Come al solito, queste notizie le apprendiamo dai Sindacati di Polizia, le Rappresentanze Militari fanno la parte delle “Cenerentole”, sottoimpiegate sono lo specchio del restante corpo del personale nelle FF.AA.. Ai tavoli con i funzionari del Ministro del Lavoro ed Economia sono state volutamente escluse. Prive di indignazione, tutto questo succede mentre due Marò si trovano in carcere in India, senza neanche sapere perché, erano e siamo tutti convinti che stessero facendo semplicemente il loro lavoro. Eseguivano ordini, hanno avuto fiducia di chi li ha impiegati, salvo rendersi conto che ora si trovano nelle grane. I due episodi sono facce della stessa moneta, una metafora della condizione militare.

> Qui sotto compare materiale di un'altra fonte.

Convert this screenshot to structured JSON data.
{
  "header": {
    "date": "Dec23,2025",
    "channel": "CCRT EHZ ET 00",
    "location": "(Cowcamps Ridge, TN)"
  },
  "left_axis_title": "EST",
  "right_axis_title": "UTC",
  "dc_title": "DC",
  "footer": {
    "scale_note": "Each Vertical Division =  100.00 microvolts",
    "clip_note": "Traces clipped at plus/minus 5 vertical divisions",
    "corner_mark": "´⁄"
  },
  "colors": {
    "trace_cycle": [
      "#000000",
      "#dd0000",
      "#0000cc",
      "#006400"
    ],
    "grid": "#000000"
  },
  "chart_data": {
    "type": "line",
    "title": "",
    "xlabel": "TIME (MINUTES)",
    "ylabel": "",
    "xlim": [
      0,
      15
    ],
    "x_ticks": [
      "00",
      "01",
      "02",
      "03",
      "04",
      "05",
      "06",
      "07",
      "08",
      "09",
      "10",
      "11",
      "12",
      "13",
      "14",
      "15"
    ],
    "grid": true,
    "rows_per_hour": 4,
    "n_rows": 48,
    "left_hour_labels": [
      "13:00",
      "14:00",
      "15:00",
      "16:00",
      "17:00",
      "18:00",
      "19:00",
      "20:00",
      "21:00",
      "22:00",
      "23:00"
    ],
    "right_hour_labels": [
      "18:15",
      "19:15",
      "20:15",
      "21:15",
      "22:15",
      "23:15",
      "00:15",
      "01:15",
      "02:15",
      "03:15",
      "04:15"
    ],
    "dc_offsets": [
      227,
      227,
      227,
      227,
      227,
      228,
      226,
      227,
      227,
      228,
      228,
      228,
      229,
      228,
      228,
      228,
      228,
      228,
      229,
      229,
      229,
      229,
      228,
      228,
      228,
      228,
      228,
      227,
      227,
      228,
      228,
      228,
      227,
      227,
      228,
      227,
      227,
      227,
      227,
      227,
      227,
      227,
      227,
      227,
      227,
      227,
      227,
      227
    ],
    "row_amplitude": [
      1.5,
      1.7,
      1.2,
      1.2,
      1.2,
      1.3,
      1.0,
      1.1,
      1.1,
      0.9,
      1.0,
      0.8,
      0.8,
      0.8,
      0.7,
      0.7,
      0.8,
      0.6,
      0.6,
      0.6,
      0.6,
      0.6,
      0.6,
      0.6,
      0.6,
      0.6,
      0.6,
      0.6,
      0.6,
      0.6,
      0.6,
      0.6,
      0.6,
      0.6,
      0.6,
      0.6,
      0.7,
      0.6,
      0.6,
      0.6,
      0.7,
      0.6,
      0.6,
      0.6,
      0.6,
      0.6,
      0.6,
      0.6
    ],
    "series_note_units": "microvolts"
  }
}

Vicinanze governative e comprensione per il lavoro che si svolge ne esiste poca. In questa finta “caccia al privilegiato”, dopo che l’Italia è stata salvata dalle fasce più deboli, compresi noi militari per quegli aspetti che ci accomunano come l’IMU, l’aumento della Benzina, sigarette e via discorrendo, eravamo fiduciosi che anche altre categorie più benestanti sarebbero state toccate ed invece non abbiamo visto nulla di significativo. Liberalizzazioni, lotta all’evasione, ritocchi agli stipendi milionari, riduzione dei parlamentari e dei loro stipendi, nulla, nulla, nulla. Solo maliziosi rimandi. Persino i blitz fiscali a Cortina d’Ampezzo o di Sanremo, con il senno del poi, danno l’idea di una montatura mediatica volta a calmare gli animi di chi realmente è stato tartassato nelle pensioni e su tutto il resto.

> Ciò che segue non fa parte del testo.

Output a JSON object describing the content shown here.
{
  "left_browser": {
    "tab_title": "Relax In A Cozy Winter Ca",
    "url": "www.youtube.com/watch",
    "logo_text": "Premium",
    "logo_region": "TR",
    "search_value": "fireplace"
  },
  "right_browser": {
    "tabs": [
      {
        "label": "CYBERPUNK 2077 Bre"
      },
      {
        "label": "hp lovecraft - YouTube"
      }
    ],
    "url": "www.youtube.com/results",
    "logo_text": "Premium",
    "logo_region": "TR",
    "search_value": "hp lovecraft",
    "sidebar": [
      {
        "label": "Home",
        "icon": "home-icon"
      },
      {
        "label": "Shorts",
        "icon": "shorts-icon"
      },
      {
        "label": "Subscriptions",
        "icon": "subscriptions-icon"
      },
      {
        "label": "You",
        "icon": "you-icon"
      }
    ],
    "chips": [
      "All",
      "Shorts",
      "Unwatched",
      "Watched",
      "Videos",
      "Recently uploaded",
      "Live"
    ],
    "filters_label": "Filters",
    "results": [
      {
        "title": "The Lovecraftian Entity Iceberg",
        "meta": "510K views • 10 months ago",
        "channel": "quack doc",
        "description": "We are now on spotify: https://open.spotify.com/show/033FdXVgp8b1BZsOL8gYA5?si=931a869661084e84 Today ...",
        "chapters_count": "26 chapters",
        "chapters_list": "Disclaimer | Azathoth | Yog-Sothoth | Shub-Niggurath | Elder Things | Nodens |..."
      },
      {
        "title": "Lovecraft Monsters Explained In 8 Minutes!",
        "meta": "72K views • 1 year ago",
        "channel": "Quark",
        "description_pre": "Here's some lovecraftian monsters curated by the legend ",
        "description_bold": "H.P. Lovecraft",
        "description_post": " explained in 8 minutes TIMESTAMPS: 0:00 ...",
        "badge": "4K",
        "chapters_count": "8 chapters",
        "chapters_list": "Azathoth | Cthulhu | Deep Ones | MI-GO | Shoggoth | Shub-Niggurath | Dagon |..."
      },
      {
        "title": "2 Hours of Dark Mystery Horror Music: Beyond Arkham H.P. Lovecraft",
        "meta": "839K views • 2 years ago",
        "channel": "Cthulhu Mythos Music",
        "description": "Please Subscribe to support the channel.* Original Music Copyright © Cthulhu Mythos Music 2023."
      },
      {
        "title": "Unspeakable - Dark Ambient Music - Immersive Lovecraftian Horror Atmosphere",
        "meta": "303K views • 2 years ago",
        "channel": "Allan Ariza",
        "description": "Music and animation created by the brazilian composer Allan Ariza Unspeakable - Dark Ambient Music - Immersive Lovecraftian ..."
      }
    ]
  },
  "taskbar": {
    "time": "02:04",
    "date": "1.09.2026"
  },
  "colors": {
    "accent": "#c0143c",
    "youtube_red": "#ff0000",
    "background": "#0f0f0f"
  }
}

Il rischio che si inneschi una guerra tra poveri, tra coloro che sono andati in pensione in questi ultimi 5 anni e chi andrà nei prossimi cova nell’animo dei nuovi malcapitati. E’ troppa la differenza di chi ci ha preceduto di poco e di chi seguirà. Anni di servizio, coefficienti di trasformazione pensionistica, TFS tutto in cascata libera per una generazione tra i 40 e 50 anni. Ed è sempre questa generazione che soffre del sistema Contributivo e della mancata ’attivazione dei Fondi Pensioni da ormai 16 anni, (“cornuti e mazziati!”).

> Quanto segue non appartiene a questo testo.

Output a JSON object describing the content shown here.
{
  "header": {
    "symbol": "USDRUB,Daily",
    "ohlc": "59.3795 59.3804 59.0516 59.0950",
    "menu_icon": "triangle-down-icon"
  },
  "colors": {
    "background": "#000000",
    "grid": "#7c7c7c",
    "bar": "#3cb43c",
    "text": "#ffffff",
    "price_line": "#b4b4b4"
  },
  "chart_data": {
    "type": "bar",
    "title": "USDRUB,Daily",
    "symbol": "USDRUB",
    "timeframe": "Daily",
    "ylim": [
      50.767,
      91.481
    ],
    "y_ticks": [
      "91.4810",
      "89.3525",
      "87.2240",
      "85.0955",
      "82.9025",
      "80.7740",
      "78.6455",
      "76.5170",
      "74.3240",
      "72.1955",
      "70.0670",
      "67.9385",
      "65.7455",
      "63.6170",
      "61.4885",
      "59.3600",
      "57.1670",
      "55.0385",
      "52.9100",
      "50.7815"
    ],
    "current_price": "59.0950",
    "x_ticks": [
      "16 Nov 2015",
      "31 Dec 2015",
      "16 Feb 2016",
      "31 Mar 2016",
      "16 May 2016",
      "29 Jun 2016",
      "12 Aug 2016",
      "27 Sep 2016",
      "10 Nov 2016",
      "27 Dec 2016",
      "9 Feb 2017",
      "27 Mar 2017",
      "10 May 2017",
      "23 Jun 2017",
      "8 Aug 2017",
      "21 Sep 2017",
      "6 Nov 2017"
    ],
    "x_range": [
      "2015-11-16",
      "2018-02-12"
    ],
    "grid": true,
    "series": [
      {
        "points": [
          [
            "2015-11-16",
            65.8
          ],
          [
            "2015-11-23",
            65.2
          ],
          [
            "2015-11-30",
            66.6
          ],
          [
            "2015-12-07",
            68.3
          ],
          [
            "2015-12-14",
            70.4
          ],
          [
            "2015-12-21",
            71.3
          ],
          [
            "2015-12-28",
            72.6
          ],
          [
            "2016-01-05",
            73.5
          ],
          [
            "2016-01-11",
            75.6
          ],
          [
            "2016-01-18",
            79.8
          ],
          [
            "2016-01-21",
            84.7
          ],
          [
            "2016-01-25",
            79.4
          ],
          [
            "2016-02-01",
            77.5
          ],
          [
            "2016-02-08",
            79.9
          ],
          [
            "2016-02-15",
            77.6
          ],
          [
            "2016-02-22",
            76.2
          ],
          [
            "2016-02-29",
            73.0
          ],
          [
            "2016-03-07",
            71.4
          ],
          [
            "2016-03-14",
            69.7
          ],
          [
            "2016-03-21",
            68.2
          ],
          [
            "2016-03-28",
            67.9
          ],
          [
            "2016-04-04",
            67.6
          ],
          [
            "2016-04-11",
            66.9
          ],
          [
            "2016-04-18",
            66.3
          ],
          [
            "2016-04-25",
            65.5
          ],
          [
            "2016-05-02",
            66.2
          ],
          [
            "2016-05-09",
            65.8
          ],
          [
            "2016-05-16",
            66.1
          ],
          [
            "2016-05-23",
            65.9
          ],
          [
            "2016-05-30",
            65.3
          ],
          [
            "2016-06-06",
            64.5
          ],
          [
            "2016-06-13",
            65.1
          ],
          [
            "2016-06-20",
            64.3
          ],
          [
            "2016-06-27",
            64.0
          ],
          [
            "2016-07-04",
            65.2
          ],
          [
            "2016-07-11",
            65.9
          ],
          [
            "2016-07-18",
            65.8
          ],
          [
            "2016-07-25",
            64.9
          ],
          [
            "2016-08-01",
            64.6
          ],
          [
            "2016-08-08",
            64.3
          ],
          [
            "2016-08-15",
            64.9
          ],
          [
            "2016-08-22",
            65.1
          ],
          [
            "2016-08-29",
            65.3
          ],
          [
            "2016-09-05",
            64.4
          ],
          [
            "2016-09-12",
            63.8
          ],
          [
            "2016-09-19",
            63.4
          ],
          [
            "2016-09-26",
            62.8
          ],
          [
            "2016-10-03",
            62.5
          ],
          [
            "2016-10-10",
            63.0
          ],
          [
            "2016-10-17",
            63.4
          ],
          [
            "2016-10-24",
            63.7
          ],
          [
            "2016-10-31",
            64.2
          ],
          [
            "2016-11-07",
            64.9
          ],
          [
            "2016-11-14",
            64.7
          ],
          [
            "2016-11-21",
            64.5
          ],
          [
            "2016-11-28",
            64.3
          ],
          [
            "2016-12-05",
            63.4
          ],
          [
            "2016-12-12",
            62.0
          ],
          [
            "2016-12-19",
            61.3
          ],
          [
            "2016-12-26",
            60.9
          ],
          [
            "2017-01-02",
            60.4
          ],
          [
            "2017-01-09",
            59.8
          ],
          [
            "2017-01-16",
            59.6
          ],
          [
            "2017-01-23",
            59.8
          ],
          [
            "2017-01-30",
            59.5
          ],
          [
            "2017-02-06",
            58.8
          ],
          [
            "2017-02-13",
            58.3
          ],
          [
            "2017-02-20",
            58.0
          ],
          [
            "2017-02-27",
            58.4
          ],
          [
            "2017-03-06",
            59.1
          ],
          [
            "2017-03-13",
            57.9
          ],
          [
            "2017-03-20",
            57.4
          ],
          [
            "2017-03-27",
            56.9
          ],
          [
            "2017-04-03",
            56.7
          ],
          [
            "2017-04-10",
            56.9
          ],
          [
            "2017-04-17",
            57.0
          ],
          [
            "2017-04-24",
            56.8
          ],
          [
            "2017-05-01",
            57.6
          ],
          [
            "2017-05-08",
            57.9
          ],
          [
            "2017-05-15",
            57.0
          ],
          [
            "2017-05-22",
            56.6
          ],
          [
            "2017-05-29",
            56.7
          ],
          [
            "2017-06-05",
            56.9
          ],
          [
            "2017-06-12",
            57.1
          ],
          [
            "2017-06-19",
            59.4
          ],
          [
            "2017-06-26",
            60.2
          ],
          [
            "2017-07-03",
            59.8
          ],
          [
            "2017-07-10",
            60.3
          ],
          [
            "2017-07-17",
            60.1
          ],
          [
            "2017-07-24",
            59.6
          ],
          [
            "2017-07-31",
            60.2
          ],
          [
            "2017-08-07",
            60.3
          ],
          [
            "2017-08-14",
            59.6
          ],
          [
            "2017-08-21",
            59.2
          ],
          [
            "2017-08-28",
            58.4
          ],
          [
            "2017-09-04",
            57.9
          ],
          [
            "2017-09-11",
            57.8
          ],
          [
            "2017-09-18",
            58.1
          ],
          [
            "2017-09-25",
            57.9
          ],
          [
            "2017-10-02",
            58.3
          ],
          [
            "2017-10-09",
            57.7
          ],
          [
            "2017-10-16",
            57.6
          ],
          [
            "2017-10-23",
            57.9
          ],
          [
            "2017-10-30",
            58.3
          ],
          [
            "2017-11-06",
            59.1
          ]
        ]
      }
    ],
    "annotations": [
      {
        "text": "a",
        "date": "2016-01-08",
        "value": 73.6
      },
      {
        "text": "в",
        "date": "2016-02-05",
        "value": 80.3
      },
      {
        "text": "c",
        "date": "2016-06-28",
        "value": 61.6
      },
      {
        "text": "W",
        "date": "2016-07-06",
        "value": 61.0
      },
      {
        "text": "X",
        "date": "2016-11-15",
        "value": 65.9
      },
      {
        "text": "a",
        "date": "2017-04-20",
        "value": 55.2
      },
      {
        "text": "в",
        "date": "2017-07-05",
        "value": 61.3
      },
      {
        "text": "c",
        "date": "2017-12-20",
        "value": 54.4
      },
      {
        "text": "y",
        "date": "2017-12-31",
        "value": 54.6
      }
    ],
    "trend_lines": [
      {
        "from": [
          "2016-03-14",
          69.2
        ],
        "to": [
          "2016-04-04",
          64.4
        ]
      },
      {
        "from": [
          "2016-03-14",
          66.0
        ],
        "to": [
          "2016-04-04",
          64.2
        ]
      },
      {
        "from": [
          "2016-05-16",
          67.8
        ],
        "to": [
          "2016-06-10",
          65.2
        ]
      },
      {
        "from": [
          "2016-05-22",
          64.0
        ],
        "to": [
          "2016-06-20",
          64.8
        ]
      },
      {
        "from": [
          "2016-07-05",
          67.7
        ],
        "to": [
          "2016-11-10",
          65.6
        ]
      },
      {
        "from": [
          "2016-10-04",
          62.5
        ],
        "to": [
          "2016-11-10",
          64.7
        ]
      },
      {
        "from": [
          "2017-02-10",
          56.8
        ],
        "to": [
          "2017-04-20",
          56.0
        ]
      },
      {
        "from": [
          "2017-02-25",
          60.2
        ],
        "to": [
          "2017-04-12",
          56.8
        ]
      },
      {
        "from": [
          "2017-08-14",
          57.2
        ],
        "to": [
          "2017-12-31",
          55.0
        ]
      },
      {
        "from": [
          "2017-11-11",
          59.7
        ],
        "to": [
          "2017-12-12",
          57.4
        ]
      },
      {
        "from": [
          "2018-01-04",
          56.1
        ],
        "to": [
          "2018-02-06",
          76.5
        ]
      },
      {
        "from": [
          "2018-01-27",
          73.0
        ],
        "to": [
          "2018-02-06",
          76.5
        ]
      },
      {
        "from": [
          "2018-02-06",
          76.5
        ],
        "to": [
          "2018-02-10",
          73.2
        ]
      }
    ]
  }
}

D’altra parte, il Governo tecnico ha l’alibi che i politici hanno distrutto il paese, non sono CREDIBILI e in grado di ricomporre la situazione. Sembrano avere carta bianca come è successo per le olimpiadi e come si vorrebbe che succedesse ora per le pensioni dei militari. Il paese è alla deriva, le garanzie sociali si perdono, si è messo in discussione la sanità, la scuola ed ora anche la sicurezza e difesa dei cittadini.

A questo punto non rimane che sperare che il Governo cada e si vada a votare, probabilmente non servirà, al peggio non c’è mai fine, però si allontana il rischio. Non si tratta di egoismo corporativo, bisogna invertire il trend, salvare gli italiani prima ancora che l’Italia. Ahimè, Italia ed Italiani non sono più la stessa cosa. La Nazione sono i numeri, l’economia, il PIL, lo spread, gli Italiani sono le persone, i sentimenti, le paure, le speranze, i sacrifici. Il declino della nostra società prima ancora che economico è etico. Mancano i valori di riferimento, fiducia nella classe politica e dirigenziale, nelle istituzioni. Lobby e burocrati non mollano la presa.

Propagandare come privilegi le “supervalutazioni”, le “pensioni per causa di servizio”, i limiti di pensione di vecchiaia per poliziotti e militari significa non riconoscere le ragioni profonde che sottendono a certe tipologie di lavoro nello Stato. Se così è, vada tutto in malora andiamo a votare e tiriamo a campare fin che si può.